思った以上に映画的であり、もっとドラマ的なのかという予想をかなり外してきたなと思いました。「スパイの妻」劇場版を映画館で観た時ぐらいの完成度の高さへの驚きがありました。大正時代の新たな時代の流れ部分を描いた映画に興味があったため、この映画で取り上げられた部分はかなりドンピシャだったなと思いました。稲垣吾郎演じる辻潤と吉高由里子演じる伊藤野枝との、学生時代のエピソード場面からかなり入り込めました。

 

セリフやタイミングもかなり考えられて練られてるのが良くわかりました。学生でありながらも既に祝言を挙げている伊藤野枝の苦悩ぶりもかなりストレートに伝わって来てよかったです。許婚に結婚を断ったがために、乱暴にされた挙句に呼び戻されそうになる展開もわかりやすくてグッドでした。福岡県の田舎ので貧しく育った伊藤野枝が思い切って上京する決断部分もいい感じでした。

 

古い因習などを打破していき、大正時代に結婚制度や社会道徳に真正面から異議を申し立てる行動を伊藤野枝が起こそうとした部分がかなりわかりやすくてストレートに描かれていてさすがだなと。第55回吉川英治文学賞を受賞した村山由佳の小説にも、かなり興味がわいてきました。男尊女卑の風潮に異を唱えた平塚らいてうに感銘を受けた伊藤野枝が、平塚らいてうに手紙を書く場面もかなり心が温まる雰囲気でよかったです。

 

女流文学集団の青鞜社に参加し、伊藤野枝がみなに押し出されるように演説をしたらそれが大好評だったといった展開もかなり入り込めて心に沁みました。平塚らいてうを演じた松下奈緒の美しいオーラもかなり心地よかったです。吉高由里子が伊藤野枝役をかなり自分のものとして、弱いところを見せつつも、負けじと立ち向かっていく様子部分もかなり感じる部分が多かったです。

 

伊藤野枝が大杉栄と知り合ってからは、かなり三角関係などの自由恋愛部分で翻弄されていたのもよくわかりました。大正時代の街の様子や社会的な部分もうまく見せてて素晴らしかったです。
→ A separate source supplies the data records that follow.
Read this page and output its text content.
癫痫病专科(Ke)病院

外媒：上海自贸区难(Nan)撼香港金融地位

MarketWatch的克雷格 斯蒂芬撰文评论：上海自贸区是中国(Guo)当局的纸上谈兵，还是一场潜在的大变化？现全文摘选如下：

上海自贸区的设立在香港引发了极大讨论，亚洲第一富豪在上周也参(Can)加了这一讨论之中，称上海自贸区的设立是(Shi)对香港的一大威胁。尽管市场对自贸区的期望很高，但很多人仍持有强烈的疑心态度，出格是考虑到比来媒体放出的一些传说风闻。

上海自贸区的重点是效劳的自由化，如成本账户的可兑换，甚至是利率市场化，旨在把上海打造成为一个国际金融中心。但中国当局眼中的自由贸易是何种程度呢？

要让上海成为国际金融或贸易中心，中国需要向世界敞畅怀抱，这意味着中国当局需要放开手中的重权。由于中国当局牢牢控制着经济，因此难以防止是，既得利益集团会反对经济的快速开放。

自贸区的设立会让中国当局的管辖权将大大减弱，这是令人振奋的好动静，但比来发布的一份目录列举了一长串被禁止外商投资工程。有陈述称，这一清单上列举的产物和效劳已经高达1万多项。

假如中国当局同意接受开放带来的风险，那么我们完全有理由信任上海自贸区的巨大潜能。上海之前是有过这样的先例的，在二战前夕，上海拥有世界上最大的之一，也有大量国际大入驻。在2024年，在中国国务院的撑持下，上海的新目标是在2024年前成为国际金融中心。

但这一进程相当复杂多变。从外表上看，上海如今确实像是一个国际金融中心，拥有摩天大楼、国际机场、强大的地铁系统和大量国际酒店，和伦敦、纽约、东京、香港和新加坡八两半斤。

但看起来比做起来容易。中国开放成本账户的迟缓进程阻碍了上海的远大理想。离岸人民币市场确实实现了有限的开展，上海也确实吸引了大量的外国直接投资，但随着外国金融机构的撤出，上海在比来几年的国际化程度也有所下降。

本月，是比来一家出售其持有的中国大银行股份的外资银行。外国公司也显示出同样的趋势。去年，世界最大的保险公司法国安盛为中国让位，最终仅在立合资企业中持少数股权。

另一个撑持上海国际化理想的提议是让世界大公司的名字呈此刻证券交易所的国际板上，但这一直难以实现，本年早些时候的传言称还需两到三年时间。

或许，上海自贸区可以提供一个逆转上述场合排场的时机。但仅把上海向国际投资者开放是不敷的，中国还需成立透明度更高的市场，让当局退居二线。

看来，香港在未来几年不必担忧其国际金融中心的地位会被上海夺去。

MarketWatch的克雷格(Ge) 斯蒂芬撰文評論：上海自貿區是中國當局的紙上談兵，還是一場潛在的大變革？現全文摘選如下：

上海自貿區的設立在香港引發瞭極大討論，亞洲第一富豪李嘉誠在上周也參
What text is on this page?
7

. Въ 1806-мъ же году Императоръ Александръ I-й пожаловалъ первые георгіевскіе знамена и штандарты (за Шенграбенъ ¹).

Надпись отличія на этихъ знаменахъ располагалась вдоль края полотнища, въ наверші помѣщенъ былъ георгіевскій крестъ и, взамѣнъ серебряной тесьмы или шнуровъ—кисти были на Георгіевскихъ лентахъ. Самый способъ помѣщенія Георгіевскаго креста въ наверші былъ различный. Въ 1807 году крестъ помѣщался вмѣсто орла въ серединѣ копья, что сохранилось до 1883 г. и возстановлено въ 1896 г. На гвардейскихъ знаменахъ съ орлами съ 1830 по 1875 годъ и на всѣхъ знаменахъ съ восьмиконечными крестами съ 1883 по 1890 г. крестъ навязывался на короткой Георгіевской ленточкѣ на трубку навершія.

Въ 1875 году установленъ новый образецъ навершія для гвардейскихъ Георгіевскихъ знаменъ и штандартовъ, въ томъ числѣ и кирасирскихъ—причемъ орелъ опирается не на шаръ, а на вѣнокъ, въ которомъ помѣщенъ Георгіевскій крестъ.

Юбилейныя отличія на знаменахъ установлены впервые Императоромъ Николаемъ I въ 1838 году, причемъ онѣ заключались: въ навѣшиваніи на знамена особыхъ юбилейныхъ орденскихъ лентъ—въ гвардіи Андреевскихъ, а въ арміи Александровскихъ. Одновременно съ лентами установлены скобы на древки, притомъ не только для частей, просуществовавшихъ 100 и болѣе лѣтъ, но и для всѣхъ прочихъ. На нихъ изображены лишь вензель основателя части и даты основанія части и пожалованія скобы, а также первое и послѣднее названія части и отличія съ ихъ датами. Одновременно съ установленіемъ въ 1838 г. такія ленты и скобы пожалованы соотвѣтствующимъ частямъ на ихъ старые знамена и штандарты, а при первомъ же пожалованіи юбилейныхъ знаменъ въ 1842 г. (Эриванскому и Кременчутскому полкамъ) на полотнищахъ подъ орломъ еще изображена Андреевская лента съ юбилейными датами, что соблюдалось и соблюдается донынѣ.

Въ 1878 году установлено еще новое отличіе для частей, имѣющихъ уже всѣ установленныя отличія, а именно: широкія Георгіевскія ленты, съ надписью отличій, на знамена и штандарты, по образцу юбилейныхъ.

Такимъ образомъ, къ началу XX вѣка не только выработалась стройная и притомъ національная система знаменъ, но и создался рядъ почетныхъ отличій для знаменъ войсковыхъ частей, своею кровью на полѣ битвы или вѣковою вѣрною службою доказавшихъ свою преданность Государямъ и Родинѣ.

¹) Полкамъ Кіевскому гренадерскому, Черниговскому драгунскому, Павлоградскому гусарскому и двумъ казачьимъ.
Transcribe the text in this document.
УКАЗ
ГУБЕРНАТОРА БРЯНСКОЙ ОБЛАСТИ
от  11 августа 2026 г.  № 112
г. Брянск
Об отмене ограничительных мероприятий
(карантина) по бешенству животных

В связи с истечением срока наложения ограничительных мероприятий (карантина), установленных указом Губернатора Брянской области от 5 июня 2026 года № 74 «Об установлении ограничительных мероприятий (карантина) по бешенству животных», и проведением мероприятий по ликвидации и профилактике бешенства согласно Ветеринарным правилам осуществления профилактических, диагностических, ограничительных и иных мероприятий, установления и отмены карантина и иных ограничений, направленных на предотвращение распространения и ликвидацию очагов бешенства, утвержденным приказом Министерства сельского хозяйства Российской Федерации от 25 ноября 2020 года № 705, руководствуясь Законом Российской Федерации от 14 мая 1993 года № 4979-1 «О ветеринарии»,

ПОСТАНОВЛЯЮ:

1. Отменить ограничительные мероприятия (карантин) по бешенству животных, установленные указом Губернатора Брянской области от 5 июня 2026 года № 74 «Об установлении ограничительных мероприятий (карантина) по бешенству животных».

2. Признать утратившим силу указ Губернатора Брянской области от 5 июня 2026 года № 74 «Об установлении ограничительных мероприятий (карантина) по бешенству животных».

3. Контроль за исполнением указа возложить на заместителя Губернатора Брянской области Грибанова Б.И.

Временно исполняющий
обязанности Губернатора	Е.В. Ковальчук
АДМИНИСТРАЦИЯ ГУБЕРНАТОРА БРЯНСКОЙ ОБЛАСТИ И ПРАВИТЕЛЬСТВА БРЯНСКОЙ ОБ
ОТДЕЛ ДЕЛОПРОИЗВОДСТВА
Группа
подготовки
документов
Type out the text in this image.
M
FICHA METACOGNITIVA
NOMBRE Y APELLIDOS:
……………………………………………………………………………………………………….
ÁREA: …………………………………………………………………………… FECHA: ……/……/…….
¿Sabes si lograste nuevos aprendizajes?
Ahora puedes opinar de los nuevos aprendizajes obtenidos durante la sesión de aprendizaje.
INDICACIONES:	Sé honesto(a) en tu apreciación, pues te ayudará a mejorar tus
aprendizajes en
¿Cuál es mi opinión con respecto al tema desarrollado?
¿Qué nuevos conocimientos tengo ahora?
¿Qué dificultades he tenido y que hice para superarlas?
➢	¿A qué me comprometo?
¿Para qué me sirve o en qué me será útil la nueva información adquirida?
関東大震災がらみで東京や神奈川が混乱に陥るとして戒厳令が発せられていた背景も絡めた社会情勢部分は既に「福田村事件」を観ていたためにかなりつかめるものがありましたが、やはり相当弾圧が厳しかったのだなということが痛いほどストレートに伝わってきました。

 

常に主張をしつつも、自分らしさを失わないヒロイン像はとても共感できるものでした。1923年9月16日に発生した甘粕事件によって、伊藤野枝が大杉栄らと共に殺害される結末もかなりショッキングでした。28歳という若さで亡くなったというのは本当に残念でありませんでした。あらゆる意味で日本の婦人解放運動家としての伊藤野枝を堂々と描き切った意欲作映画と実感です。